16. The one or more non-transitory computer readable mediums of claim 15, wherein:
the first loss data includes Dice loss;
the second loss data includes Mean Absolute Error (MAE) loss; and
the combined loss is a sum of the Dice loss and the MAE loss.
17. The one or more non-transitory computer readable mediums of claim 15, further comprising:
training the semantic segmentation head using Dice loss as the first loss,
wherein the semantic segmentation head is trained on the first loss before the semantic segmentation head and the object detection head is fine-tuned based on the combined loss.

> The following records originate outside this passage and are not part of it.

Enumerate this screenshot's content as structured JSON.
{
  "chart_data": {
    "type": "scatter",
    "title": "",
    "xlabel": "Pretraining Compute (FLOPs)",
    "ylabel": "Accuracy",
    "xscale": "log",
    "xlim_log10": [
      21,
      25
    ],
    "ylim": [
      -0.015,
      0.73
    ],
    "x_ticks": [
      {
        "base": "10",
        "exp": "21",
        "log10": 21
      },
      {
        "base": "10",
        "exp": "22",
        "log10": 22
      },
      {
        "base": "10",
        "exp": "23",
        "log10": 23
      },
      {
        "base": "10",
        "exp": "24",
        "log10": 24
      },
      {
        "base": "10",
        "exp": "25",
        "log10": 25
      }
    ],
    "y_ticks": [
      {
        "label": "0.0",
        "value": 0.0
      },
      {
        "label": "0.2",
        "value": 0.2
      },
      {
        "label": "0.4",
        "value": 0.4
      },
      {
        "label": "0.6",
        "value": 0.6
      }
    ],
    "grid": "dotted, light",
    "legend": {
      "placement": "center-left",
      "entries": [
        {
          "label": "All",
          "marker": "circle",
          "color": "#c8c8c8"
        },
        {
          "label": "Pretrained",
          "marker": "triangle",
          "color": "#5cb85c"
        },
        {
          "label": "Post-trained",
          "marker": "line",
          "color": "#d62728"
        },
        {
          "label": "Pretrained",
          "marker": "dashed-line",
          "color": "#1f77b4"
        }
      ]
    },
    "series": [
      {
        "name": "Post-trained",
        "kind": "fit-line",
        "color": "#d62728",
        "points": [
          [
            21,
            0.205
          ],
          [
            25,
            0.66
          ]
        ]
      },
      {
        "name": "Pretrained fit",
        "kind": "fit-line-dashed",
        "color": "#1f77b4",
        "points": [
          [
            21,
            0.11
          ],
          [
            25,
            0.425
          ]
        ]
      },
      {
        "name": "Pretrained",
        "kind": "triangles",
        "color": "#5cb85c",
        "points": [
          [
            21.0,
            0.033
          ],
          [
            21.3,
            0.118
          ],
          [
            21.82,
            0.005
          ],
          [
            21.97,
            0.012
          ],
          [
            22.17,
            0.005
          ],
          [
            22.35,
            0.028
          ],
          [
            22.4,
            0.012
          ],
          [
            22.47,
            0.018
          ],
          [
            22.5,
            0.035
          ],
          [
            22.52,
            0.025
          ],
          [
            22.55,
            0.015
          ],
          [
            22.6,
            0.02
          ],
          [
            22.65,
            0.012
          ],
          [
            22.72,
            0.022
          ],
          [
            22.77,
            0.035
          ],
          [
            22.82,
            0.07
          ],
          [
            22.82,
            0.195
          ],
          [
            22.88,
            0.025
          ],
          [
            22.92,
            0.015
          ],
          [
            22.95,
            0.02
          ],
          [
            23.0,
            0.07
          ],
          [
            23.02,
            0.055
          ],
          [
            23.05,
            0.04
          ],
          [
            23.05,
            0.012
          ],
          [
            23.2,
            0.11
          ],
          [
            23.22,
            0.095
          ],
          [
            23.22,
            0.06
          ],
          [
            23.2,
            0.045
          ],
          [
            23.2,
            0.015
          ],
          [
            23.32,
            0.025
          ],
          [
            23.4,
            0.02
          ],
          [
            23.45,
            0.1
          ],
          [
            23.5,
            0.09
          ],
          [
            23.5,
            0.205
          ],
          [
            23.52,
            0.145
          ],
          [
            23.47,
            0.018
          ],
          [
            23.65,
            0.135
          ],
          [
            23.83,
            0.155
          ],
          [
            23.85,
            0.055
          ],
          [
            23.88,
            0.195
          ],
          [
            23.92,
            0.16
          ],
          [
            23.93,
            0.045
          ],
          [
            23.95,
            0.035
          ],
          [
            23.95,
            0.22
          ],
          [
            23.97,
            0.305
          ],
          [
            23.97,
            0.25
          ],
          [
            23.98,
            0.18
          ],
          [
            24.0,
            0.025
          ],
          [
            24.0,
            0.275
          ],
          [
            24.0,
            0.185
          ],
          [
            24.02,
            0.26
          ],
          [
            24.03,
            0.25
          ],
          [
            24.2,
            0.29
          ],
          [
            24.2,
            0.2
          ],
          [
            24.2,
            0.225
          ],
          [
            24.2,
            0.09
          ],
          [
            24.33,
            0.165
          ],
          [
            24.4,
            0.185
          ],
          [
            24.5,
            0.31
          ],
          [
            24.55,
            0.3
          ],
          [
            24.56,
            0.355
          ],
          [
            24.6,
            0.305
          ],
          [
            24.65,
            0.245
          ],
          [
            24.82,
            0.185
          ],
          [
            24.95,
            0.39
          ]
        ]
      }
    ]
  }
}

18. The one or more non-transitory computer readable mediums of claim 15, further comprising:
generating transformation data by transforming a frontal view of objects of a scene of the digital image to BEV using camera position data and intrinsic parameter data associated with the digital image; and
applying the transformation data to the image embedding data to generate the BEV feature map.
19. The one or more non-transitory computer readable mediums of claim 15, wherein the semantic segmentation data is generated in the BEV space.
20. The one or more non-transitory computer readable mediums of claim 15, further comprising:
generating concatenated data by concatenating the BEV feature map and the semantic segmentation data,
wherein,
the semantic segmentation data is concatenated as additional feature channels with respect to the BEV feature map, and
the object detection head generates the 3D box data using the concatenated data.